Rathi felt workplaces were another area to target people with financial education saying there was a “huge potential” for appropriately-backed schemes to help promote a saving culture at scale.
“Even opt-in schemes may bolster engagement, as a major supermarket has reportedly found with its new workplace savings app.
“And as financial education is something that continues throughout life, we know that the advice and guidance market in the UK does not work well. Working with the government, it is our hope to reform the system so consumers get the help they want, when they need it, and at an affordable cost.
“This could improve support for making pension decisions or choices with long-term savings and investments,” he added.
Digitisation
Rathi said improving financial literacy wouldn’t be enough, highlighting digital literacy needed to be improved.
“Could financial services providers be more active in nudging customers towards a social tariff? What about employers? Or public service providers?
“While those who can’t use digital services need to be supported, they need not remain digitally excluded.
“India’s unique biometric ID system ‘Aadhaar’ has enabled over 85 per cent of India's underserved communities to access financial services through Aadhaar-enabled payment systems.
“Including through AI-powered voice access, targeting those with limited literacy and internet access,” he explained.
Rathi felt digital inclusion could foster financial inclusion if the FCA along with industry took “an innovative and proactive approach”.

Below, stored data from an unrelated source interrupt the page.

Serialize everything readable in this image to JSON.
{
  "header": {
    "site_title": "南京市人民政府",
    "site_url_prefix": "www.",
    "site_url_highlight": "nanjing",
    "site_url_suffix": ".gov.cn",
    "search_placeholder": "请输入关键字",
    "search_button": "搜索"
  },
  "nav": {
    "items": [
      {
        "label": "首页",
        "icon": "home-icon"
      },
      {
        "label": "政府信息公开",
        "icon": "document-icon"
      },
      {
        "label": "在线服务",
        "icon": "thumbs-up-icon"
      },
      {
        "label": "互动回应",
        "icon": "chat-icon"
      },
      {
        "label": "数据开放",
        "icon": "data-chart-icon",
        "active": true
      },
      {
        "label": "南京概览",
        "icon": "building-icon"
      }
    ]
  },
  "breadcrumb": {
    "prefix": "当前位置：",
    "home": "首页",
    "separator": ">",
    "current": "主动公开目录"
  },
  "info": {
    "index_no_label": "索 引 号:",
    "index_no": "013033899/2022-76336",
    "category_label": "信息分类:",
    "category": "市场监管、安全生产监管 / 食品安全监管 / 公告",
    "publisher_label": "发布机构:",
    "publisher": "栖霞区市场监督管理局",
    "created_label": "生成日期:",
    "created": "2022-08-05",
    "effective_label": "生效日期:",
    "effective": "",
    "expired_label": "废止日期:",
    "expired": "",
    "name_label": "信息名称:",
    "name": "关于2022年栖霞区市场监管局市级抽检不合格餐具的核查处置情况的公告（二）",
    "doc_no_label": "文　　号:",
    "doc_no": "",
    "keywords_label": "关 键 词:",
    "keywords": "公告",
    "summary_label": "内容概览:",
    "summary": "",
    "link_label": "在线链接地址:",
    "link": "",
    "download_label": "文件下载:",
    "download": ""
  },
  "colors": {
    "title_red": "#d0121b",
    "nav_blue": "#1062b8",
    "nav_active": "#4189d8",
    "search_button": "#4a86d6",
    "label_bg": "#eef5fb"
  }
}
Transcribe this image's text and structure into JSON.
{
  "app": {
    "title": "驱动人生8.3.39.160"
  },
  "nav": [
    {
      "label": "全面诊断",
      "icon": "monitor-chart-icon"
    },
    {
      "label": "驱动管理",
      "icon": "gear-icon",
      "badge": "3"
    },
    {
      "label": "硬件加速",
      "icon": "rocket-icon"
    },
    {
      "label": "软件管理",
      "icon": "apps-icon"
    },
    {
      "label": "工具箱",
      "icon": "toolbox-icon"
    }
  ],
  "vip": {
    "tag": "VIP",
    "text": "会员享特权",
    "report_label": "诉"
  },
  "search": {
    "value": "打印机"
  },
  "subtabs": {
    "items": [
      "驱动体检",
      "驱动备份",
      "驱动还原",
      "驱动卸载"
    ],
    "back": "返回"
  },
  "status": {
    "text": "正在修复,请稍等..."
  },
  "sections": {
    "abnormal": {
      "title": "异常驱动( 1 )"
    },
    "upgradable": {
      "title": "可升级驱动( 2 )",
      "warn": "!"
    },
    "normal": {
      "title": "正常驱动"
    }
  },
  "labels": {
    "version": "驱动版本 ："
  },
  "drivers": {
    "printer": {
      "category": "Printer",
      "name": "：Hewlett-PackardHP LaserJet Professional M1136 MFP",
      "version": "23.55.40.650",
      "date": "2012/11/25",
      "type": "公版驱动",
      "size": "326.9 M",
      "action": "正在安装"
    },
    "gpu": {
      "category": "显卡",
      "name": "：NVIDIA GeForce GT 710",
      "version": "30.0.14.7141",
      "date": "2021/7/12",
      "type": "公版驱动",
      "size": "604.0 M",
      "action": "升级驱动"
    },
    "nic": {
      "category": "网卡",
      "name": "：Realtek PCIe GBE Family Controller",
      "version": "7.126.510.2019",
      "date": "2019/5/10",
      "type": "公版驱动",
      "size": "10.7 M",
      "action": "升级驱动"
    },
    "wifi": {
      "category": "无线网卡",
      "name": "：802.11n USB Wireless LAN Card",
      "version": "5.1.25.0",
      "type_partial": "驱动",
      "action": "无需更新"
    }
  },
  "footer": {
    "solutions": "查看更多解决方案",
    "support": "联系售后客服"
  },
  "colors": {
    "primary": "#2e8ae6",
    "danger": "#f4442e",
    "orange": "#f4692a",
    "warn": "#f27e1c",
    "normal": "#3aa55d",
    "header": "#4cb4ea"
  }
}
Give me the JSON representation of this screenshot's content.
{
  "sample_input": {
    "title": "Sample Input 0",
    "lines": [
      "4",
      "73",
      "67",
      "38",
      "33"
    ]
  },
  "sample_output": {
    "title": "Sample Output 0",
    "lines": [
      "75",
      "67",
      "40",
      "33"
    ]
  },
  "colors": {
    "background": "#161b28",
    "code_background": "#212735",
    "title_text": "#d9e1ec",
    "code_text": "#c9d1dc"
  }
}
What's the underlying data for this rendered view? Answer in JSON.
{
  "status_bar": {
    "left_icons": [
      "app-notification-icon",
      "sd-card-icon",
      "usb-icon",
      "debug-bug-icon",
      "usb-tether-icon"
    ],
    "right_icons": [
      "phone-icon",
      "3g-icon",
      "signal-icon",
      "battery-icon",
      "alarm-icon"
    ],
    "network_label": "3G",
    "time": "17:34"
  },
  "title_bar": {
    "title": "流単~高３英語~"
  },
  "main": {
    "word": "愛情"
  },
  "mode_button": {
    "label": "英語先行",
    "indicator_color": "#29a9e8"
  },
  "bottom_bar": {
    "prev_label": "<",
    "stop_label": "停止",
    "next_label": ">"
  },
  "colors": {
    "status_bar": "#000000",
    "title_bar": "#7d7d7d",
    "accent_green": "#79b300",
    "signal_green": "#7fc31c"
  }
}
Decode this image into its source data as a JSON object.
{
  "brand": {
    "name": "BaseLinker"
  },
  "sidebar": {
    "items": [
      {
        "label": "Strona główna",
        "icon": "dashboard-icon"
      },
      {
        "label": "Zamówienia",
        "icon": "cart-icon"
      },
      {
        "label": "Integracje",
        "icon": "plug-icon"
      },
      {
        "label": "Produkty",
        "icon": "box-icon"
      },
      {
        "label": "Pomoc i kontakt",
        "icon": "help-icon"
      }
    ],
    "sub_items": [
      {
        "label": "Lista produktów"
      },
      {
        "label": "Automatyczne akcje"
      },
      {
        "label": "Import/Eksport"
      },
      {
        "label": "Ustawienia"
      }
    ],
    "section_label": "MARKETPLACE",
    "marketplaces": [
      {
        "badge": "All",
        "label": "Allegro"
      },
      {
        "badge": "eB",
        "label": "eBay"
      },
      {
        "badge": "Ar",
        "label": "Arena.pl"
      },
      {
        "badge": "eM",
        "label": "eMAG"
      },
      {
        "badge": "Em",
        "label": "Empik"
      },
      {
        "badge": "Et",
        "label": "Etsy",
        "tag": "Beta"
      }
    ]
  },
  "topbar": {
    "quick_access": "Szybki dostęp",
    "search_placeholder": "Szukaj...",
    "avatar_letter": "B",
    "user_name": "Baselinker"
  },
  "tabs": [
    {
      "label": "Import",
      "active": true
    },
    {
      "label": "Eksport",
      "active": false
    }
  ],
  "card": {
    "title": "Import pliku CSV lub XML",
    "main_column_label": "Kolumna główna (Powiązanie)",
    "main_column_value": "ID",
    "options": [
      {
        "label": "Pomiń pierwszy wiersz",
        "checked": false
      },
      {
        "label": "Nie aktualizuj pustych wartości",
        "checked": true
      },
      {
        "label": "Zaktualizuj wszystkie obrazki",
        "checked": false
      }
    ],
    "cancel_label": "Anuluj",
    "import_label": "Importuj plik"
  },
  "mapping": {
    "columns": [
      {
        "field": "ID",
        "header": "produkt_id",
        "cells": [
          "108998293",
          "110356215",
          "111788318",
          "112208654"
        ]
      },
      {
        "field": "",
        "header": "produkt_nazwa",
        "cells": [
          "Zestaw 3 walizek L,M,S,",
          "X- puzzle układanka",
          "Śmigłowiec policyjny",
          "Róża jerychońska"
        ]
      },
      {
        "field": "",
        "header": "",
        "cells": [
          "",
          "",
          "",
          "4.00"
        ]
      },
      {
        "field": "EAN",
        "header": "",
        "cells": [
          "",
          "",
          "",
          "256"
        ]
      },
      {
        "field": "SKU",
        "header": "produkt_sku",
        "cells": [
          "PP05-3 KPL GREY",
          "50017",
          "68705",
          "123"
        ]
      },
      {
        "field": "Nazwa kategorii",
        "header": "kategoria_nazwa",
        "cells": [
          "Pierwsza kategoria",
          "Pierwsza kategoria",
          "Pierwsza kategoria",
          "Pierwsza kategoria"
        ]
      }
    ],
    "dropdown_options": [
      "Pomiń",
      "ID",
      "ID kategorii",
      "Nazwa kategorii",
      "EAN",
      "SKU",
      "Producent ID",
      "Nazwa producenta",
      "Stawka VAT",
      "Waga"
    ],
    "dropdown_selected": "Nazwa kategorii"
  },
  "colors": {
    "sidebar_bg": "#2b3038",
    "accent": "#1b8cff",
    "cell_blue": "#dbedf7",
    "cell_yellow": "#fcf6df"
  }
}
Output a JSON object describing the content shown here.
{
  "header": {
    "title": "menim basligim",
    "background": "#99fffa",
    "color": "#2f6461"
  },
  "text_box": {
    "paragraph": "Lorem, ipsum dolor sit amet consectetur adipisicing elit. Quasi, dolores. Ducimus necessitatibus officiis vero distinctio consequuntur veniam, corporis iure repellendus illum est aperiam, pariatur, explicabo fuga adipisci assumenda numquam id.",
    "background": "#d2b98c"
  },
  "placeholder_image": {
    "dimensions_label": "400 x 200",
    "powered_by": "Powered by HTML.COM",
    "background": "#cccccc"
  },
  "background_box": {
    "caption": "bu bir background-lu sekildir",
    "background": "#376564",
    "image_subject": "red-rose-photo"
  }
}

He said: “Do we accept that the risk of a few experiments failing or some people not benefiting from innovation, is outweighed by the potential benefit to the majority of consumers, and long-term growth and productivity improvements?
“I freely admit that we don’t yet have full estimates of the benefits of inclusion to growth and productivity. But experience elsewhere suggests that resolving foundational issues could have big impacts.”
FCA urged the industry to “experiment and learn” which included the FCA experimenting with its own processes and rules which Rathi asked the industry’s support on.
He said: “Some argue that our affordability rules might discourage lending to groups who can’t otherwise access finance - maybe even inhibiting entrepreneurs’ access to microfinance - while others suggest that more prescriptive rules would improve outcomes for consumers.
“We will engage on these concerns, balancing rules on consumer protection and financial crime with access to basic services.”